At a previous hearing in March, Wu asked for legal briefs from the attorneys, and at the conclusion of a second proceeding the following month, the judge set Thursday's hearing to resolve any remaining issues and finally sentence Lynch.
Wu indicated he was considering sentencing Lynch to one year, possibly in home confinement. But prosecutors pointed out in court papers that the large quantity of marijuana in Lynch's possession at the time of his arrest required a multiple-year prison term.
At the March 23 hearing, Wu asked for written clarification from U.S. Attorney General Eric H. Holder's office as to whether recent recent statements regarding federal prosecutions of medical marijuana cases would have an impact on Lynch's sentence.
The cultivation, use and sale of doctor-prescribed marijuana is legal in certain instances under California law but banned under federal law, which supersedes state law. Attorney General Eric Holder recently said, however, that federal agents would now target only marijuana distributors who violate both federal and state laws.
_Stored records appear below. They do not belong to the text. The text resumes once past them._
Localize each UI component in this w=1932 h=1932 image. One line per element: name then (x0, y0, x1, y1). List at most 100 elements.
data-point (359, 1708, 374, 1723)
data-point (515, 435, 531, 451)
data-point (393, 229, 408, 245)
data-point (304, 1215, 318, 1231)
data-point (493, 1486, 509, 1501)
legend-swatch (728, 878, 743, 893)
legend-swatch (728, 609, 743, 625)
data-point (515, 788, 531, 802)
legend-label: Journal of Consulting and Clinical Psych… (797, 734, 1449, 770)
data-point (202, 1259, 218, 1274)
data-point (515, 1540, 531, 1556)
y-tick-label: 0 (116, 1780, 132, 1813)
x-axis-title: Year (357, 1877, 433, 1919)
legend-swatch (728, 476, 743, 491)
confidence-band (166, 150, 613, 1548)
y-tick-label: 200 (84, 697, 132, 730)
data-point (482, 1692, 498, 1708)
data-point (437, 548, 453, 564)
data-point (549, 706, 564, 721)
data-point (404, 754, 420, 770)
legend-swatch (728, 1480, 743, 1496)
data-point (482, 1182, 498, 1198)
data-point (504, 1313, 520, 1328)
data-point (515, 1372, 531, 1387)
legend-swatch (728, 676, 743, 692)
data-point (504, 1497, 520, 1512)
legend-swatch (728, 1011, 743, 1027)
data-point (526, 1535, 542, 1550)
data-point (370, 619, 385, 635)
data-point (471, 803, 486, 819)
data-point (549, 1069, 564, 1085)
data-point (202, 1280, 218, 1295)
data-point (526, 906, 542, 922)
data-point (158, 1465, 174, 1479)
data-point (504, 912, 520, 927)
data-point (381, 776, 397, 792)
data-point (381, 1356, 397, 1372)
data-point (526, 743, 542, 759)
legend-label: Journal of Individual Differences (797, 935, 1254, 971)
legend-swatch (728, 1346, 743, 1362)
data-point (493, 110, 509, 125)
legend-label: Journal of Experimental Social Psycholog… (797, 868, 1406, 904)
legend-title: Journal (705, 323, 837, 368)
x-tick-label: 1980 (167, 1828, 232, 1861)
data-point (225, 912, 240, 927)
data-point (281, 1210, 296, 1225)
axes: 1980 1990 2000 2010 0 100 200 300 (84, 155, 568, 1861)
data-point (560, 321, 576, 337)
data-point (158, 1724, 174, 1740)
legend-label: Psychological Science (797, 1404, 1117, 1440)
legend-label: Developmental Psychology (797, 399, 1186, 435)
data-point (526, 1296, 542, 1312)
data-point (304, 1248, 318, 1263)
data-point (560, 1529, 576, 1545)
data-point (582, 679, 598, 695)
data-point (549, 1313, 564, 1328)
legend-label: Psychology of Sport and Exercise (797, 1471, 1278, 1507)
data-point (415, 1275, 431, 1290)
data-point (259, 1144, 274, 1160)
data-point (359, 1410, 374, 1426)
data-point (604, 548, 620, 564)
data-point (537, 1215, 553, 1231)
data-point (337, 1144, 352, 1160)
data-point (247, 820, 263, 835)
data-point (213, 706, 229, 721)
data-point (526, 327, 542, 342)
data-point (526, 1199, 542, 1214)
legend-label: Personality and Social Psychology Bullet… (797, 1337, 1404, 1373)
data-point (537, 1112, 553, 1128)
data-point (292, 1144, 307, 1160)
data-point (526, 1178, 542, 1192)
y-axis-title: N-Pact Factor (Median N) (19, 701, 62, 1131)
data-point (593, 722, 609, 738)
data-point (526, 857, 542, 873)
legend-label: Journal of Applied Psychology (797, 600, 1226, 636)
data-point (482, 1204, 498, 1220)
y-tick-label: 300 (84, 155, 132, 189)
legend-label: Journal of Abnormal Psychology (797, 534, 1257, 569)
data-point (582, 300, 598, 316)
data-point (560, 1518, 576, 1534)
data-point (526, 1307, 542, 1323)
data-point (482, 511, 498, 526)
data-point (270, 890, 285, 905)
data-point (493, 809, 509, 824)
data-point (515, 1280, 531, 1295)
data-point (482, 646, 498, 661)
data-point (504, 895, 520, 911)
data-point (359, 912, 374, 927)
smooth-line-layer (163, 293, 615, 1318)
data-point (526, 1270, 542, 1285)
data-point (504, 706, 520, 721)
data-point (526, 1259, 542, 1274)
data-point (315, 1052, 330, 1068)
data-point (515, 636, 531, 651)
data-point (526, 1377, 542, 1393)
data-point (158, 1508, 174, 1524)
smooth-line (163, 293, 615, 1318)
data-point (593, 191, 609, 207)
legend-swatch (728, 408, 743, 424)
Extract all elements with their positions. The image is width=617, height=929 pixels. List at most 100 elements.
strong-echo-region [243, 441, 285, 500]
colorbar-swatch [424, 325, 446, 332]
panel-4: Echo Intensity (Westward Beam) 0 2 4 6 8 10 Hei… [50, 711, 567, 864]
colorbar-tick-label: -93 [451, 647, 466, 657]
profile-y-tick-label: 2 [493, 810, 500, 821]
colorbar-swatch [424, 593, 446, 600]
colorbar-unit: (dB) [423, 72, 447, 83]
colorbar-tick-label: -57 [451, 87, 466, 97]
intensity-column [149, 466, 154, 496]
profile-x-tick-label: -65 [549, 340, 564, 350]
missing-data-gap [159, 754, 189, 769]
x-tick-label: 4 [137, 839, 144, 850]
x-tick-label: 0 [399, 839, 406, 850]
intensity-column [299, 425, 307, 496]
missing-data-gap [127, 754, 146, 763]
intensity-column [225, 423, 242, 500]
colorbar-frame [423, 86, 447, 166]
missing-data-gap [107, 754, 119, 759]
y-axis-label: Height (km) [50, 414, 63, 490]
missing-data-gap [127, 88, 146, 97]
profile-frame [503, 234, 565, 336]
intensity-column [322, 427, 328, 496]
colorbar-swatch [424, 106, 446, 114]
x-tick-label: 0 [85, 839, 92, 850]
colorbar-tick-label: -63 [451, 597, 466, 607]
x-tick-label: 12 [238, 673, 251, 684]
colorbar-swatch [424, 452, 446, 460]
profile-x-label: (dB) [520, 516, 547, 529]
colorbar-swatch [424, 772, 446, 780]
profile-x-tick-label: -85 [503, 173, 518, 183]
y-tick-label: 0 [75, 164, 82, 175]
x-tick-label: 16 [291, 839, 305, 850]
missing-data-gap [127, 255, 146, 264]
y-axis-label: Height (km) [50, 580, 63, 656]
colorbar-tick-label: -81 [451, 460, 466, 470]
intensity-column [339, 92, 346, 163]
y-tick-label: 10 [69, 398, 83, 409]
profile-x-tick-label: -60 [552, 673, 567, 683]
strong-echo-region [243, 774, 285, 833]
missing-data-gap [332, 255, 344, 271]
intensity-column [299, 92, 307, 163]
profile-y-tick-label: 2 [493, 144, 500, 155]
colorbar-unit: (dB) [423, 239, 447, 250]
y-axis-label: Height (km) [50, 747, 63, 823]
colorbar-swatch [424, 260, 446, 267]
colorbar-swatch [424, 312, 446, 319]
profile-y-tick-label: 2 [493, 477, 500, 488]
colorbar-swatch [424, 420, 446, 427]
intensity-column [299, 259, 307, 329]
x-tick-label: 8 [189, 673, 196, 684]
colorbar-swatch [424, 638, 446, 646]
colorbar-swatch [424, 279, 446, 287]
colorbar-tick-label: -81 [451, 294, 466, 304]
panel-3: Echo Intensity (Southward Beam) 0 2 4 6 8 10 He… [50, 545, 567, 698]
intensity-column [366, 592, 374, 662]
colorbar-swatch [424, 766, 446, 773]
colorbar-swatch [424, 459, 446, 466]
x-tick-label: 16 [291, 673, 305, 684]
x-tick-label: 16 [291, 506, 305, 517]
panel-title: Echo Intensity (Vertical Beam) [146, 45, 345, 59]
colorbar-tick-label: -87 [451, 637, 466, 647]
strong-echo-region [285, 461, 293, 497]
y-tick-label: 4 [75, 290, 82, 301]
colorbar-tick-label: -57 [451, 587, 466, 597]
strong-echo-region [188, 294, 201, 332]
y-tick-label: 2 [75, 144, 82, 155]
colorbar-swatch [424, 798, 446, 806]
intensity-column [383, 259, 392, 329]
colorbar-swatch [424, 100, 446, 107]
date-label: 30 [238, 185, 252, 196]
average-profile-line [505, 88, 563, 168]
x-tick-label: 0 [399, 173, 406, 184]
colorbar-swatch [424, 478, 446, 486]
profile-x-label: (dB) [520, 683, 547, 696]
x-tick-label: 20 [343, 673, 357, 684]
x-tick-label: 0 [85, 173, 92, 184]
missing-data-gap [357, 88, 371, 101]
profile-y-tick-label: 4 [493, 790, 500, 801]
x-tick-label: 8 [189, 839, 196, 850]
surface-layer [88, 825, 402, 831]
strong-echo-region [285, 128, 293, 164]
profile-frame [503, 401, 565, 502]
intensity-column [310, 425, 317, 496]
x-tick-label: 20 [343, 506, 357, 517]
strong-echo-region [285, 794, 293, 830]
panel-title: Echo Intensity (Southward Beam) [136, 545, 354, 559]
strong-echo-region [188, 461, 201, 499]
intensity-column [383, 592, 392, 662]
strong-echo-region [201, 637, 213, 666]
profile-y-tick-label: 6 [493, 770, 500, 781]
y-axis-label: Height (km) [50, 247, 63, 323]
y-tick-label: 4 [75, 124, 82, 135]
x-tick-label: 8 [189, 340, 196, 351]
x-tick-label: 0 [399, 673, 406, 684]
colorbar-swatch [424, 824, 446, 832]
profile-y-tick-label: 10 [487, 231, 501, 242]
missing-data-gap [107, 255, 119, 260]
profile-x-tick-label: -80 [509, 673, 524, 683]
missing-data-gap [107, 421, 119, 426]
Wu indicated that the Justice Department's clarification of its newly stated position on medical marijuana prosecutions would not change Lynch's conviction but could affect his sentence.
In recent weeks, Wu seemed to be pondering whether Lynch can be sentenced for an activity that he believed to be legal under Morro Bay municipal codes.
Morro Bay's city attorney, Robert Schultz, testified in April that Lynch had the blessings of the city council for his Central Coast Compassionate Caregivers and was a valuable and well-liked member of the approximately 10,000-person city.
Lynch, he said, obtained a business license from the city, held a grand opening in 2006, used discrete signage, stationed a security guard at his location, enforced membership rules, ran surveillance cameras and regularly gave guided tours of his pharmacy-like operation to anyone who asked.
Lynch operated his medical marijuana dispensary for 11 months before it was raided by Drug Enforcement Administration agents in March 2007.